I think the danger of the public nature of the blockchain is way overstated. It's fairly trivial to introduce reasonable doubt into your transaction history, blockchain analysis is nowhere near as useful to law enforcement as some people think.
The situation I worry about more is when someone is operating outside of the law, for example if you legitimately but unknowingly end up with some coins that were previously stolen, and then some guys with baseball bats turn up at your house.
That's why you split the coins repeatedly as you mix them. You don't want more than 0.1% of someone's "dirty" history. Client-side statistical analysis allows each node to decide which coins are good for them personally. (So that all coins are "far" away from each other.)
Yeah I can actually understand where you are coming from. I spend a lot of time with Bitcoin but never come to HN for Bitcoin information, I prefer my HN being startups and programming/algorithm stuff.

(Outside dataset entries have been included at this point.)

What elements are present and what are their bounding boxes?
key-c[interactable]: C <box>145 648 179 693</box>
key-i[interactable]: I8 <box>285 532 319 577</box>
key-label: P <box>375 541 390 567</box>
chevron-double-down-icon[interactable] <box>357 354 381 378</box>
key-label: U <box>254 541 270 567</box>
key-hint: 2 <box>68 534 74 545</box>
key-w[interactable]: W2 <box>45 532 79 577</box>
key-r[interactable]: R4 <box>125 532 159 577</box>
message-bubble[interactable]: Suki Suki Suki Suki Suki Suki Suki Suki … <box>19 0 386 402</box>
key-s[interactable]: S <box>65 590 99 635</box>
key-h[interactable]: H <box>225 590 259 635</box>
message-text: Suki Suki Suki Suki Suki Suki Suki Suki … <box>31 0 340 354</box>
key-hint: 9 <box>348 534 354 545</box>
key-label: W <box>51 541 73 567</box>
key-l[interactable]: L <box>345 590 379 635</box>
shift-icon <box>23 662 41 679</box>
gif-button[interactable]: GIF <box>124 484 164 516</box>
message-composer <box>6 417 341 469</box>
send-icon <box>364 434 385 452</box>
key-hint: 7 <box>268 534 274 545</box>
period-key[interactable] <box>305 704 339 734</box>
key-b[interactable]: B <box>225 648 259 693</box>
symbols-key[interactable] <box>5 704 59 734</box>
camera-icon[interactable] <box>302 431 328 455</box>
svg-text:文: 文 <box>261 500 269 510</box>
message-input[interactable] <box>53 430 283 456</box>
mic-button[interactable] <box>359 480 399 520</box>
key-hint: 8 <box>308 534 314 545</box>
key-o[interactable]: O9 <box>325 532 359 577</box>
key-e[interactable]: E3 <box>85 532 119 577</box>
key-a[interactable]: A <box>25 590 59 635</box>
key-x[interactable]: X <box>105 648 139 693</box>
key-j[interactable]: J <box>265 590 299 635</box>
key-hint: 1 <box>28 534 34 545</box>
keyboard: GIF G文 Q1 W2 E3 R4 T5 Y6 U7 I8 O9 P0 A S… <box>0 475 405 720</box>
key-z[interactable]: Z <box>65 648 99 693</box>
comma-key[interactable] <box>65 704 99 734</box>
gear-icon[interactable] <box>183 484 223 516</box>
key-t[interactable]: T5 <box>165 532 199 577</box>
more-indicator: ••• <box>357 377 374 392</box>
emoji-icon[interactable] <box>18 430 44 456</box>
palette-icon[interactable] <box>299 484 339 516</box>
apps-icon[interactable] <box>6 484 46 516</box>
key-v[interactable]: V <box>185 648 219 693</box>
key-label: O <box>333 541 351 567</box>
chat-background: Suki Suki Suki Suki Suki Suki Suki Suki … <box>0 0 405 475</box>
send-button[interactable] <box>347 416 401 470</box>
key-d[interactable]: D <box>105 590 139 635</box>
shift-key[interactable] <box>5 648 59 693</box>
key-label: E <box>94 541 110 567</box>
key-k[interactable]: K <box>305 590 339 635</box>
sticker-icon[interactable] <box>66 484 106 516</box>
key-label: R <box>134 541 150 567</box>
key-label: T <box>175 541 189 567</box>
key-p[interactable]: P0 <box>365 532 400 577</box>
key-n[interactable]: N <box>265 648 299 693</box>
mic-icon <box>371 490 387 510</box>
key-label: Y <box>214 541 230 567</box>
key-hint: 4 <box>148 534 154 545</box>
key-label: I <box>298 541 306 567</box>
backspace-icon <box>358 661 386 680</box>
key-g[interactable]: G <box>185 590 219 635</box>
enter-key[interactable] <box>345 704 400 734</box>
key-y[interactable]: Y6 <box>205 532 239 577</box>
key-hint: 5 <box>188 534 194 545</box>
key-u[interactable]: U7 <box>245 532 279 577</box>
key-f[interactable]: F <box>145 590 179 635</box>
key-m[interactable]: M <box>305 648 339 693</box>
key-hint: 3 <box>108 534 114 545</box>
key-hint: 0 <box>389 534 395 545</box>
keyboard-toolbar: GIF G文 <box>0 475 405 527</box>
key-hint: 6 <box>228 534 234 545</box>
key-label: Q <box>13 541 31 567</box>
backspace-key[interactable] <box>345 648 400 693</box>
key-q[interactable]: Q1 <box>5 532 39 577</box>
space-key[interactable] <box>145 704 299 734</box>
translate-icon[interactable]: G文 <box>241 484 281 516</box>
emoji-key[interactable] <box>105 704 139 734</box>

I think one of the reasons Bitcoin is becoming more popular on HN is that a lot of us are interested in fun/challenging tech ways to make a decent living or even make a million bucks.
At the moment Bitcoin is making a bunch of nerds millionaires and we are all interested in making sure Bitcoin overcomes all the hurdles ahead.
Haha nowhere special, everything I know originates from Bitcointalk. A lot of information about the people, code, economy is there. However you do have to spend sometime searching and sifting through the noise.
Apart from the massive signal to noise ratio any site or related information ends up on that forum one way or another, it is a fantastic central hub. Just be warned, 99% of the stuff there is absolute rubbish.
A lot of the code has been explained over the years on the forum and a lot of discussion takes place about how certain things might be better off different. (At the moment a big area of interest is Coinjoin and Zerocoin is discussed quite a bit too.) Also the inventor of hashcash frequents the forum sometimes and offers good insight.